More Evidence Dominion Voting Systems Compromised?

There has been ongoing reporting and evidence coming forward that Dominion Voting Systems (DVS) had, and still has, major security flaws with its voting system. These flaws were the reason one major U.S. state chose not to permit its use in their election process. The Secretary of State of Texas noted that DVS:

could not get certified by the State of Texas after failing to meet the state’s election standards for efficiency, accuracy, and safety from “fraudulent or unauthorized manipulation.”

Now, information is being reported that Dominion Voting Systems uses SolarWinds products by Orion. This company has been named in a recently released warning from the U.S. Cybersecurity and Infrastructure Security Agency (CISA) that all federal civilian agenciesreview their networks for indicators of compromise and disconnect or power down SolarWinds orion products immediately.” The agency also encouraged all U.S.G. partners in the public and private sectors to assess their exposure and to secure their networks. CISA says that a “known compromise of the SolarWinds products is currently being exploited by malicous actors.”

@CodeMonkeyz tweeted that Dominion Voting Systems uses the SolarWinds products and provided a screenshot of the logon to their system showing that it utilizes SolarWinds products – at least in part. The SolarWinds products claim to be a suite of products that simplify IT management and provide protection from online threats… (apparently not per CISA).

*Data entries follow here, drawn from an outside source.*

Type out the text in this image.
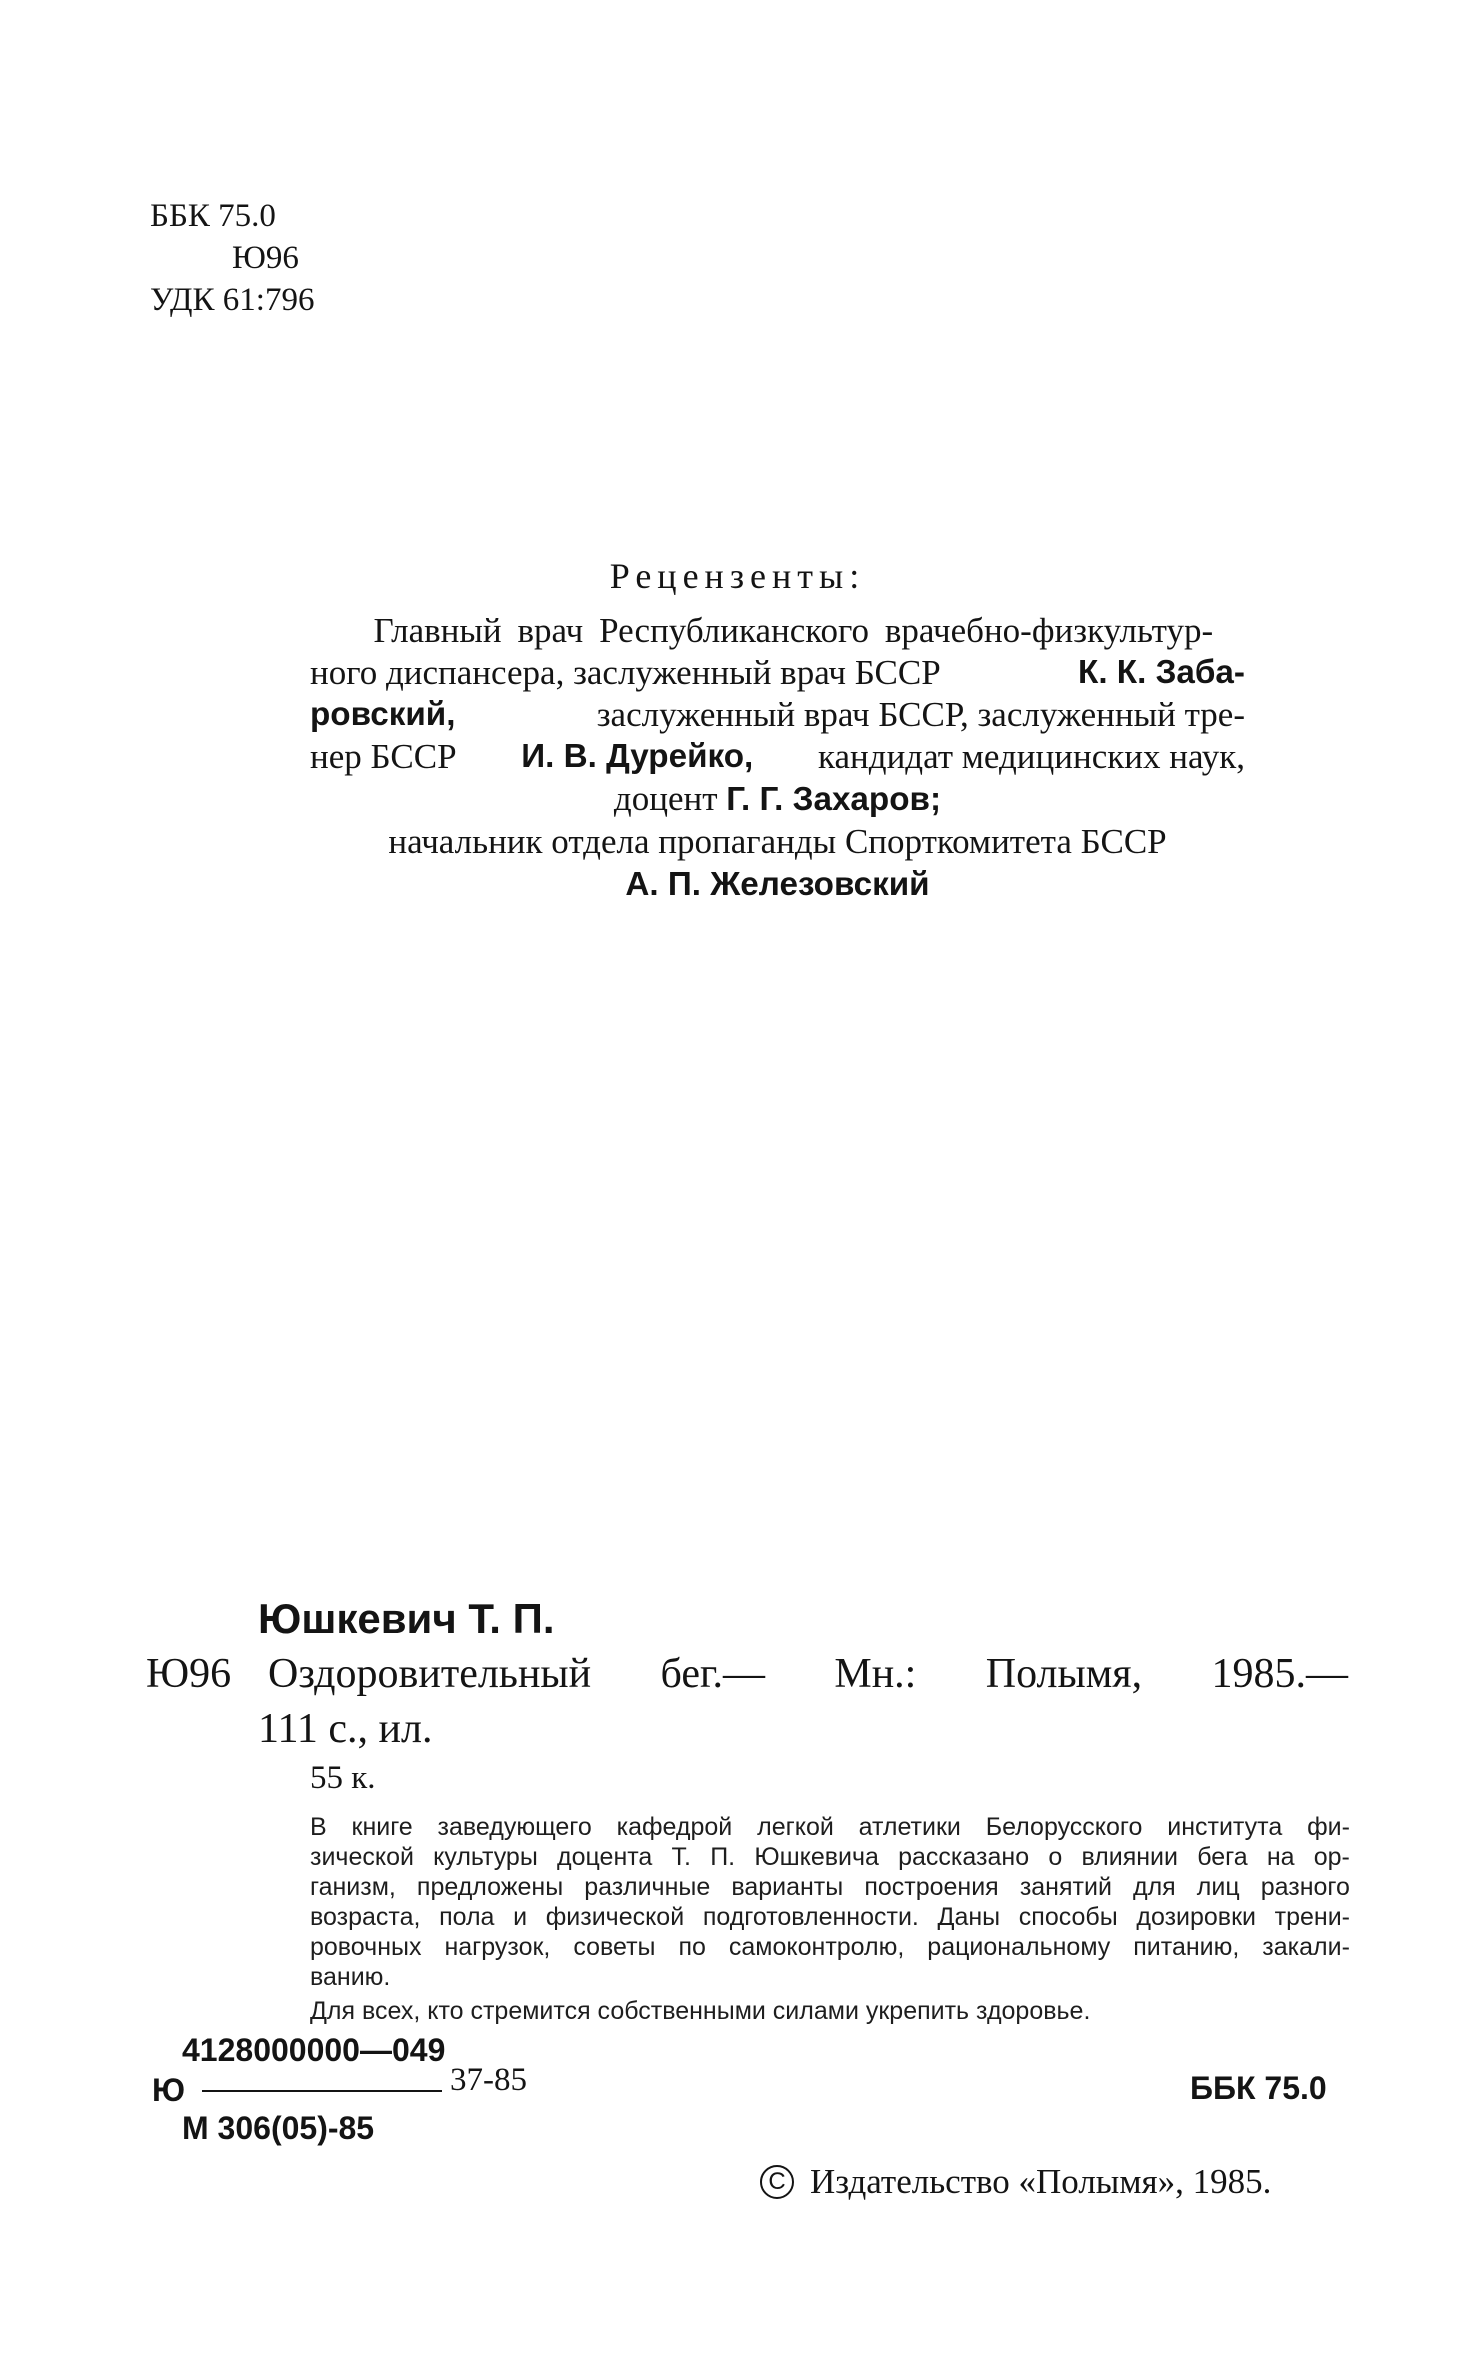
ББК 75.0
Ю96
УДК 61:796
Рецензенты:
Главный врач Республиканского врачебно-физкультур-
ного диспансера, заслуженный врач БССР	К. К. Заба-
ровский,	заслуженный врач БССР, заслуженный тре-
нер БССР И. В. Дурейко, кандидат медицинских наук,
доцент Г. Г. Захаров;
начальник отдела пропаганды Спорткомитета БССР
А. П. Железовский
Юшкевич Т. П.
Ю96 Оздоровительный бег.— Мн.: Полымя, 1985.—
111 с., ил.
55 к.
В книге заведующего кафедрой легкой атлетики Белорусского института фи-
зической культуры доцента Т. П. Юшкевича рассказано о влиянии бега на ор-
ганизм, предложены различные варианты построения занятий для лиц разного
возраста, пола и физической подготовленности. Даны способы дозировки трени-
ровочных нагрузок, советы по самоконтролю, рациональному питанию, закали-
ванию.
Для всех, кто стремится собственными силами укрепить здоровье.
4128000000—049
Ю	37-85
М 306(05)-85
ББК 75.0
C Издательство «Полымя», 1985.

(SolarWinds) is your customers’ best defense against ransomware, zero-day attacks, and evolving online threats. Endpoint detection and response uses AI to help protect against nearly every type of attack aimed at endpoints in real time and can even roll …

It is still unknown at this point who the “malicious actors” are that CISA says are exploiting SolarWinds’ software vulnerabilities. CISA noted that this was the fifth emergency directive it had issued since the passage of the 2015 Cybersecurity Act by Congress.